The Department of Labor (DOL) has proposed a rule that seeks to make it easier to classify workers as independent contractors. The distinction is not without difference, as the federal Fair Labor Standards Act (FLSA) and many of its state analogues only protect employees, but do not extend to independent contractors – including many gig economy workers. However, as made clear by the proposed rule, merely identifying a worker as an “independent contractor” does not mean the employer is off the hook.
The factors outlined in the new proposed rule are nothing new, and were taken from what has been called the “economic reality” test, which was developed by the courts for purposes of classifying workers under the FLSA and other labor laws. What is new, however, is the DOL’s emphasis on two factors in particular, what it calls “core” factors. Those factors are (1) the nature and degree of the individual’s control over the work, and (2) the individual’s opportunity for profit or loss. These factors, the DOL writes, “are the most probative as to whether or not an individual is an economically dependent ‘employee,’” and are afforded greater weight than any of the other factors the DOL may consider, namely (1) the amount of skill required for the work; (2) the degree of permanence of the working relationship between the individual and potential employer; and (3) whether the work is part of an integrated unit of production.
With regard to the individual’s control over the work, this factor weighs in favor of the individual being an independent contractor if the individual, rather than the potential employer, exercises substantial control over key aspects of performance. These key aspects include setting the individual’s own schedule, selecting projects, and the individual’s ability to work for others, including competitors of the potential employer. Truck drivers, for example, who have control over their own schedule and are able to work for competing companies at the same time, are likely classified as independent contractors under this particular factor. If, however, the potential employer controls the individual’s scheduling or work load and requires the individual to work exclusively for that potential employer, this factor weighs in favor of classifying the individual as an employee.
Certain legal obligations, however, do not constitute control over the work for purposes of this proposed rule. For example, if the individual is required to carry insurance and meet certain deadlines, these requirements, the DOL writes, are more similar to contractual relationships between businesses and do not reflect an employment relationship.
As for the second core factor, the opportunity for profit and loss is more closely tied to the idea of being in business for oneself, and not being an economically dependent employee. This factor therefore weighs in favor of categorizing an individual as an independent contractor if he or she “has the opportunity to earn profits or incur losses based on his or her exercise of initiative (such as managerial skill or business acumen or judgment) or management of his or her investment . . . or capital expenditure.” If a salesperson’s profit hinges on his or her ability to increase customer volume through initiative and skill, this factor likely weighs in favor of classification as an independent contractor. However, this factor weighs in favor of classifying an individual as an employee if the individual is unable to affect his or her earnings, or is only able to do so by working more hours or more efficiently.

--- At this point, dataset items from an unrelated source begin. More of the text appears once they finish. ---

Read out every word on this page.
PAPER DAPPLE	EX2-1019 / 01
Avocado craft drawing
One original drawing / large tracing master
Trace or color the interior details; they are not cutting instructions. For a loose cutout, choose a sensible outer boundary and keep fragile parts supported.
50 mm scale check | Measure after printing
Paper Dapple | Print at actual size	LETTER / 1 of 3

If both of these core factors point toward the same classification, their combined weight usually outweighs the combined weight of other factors, discussed below, even if those factors all point toward the opposite classification. On the other hand, if the two core factors do not point toward the same classification, the remaining factors will usually determine the correct classification.
Those remaining factors, as mentioned above, are (1) the amount of skill required for the work; (2) the degree of permanence of the working relationship between the individual and potential employer; and (3) whether the work is part of an integrated unit of production. First, if the work requires no specialized training or skill, or the individual relies on the potential employer to train him or her for the job, the individual is likely considered an employee under this particular factor. Second, if the working relationship is by design definite in duration, or sporadic, the “degree of permanence” factor weighs in favor of the individual being classified as an independent contractor. Seasonal work, however, does not necessarily indicate that a worker is an independent contractor. Lastly, an individual is likely an employee if his or her work is part of an integrated production process for a good or service.
The DOL’s proposed rule only governs classification of a worker for federal purposes. Many state schemes may be more restrictive in what they consider an employee for purposes of their wage statutes so it is important for businesses to be aware of all of the potentially applicable tests. This is especially true of both Massachusetts and New Hampshire. Nevertheless, the proposed rule establishes a new hierarchy of factors that should create more consistency in the classification of workers as employees or independent contractors, which is particularly critical given the evolving nature of the gig economy.
The proposed rule was published on September 25, 2020. Comments on the proposed rule may be submitted for thirty days until October 26, 2020.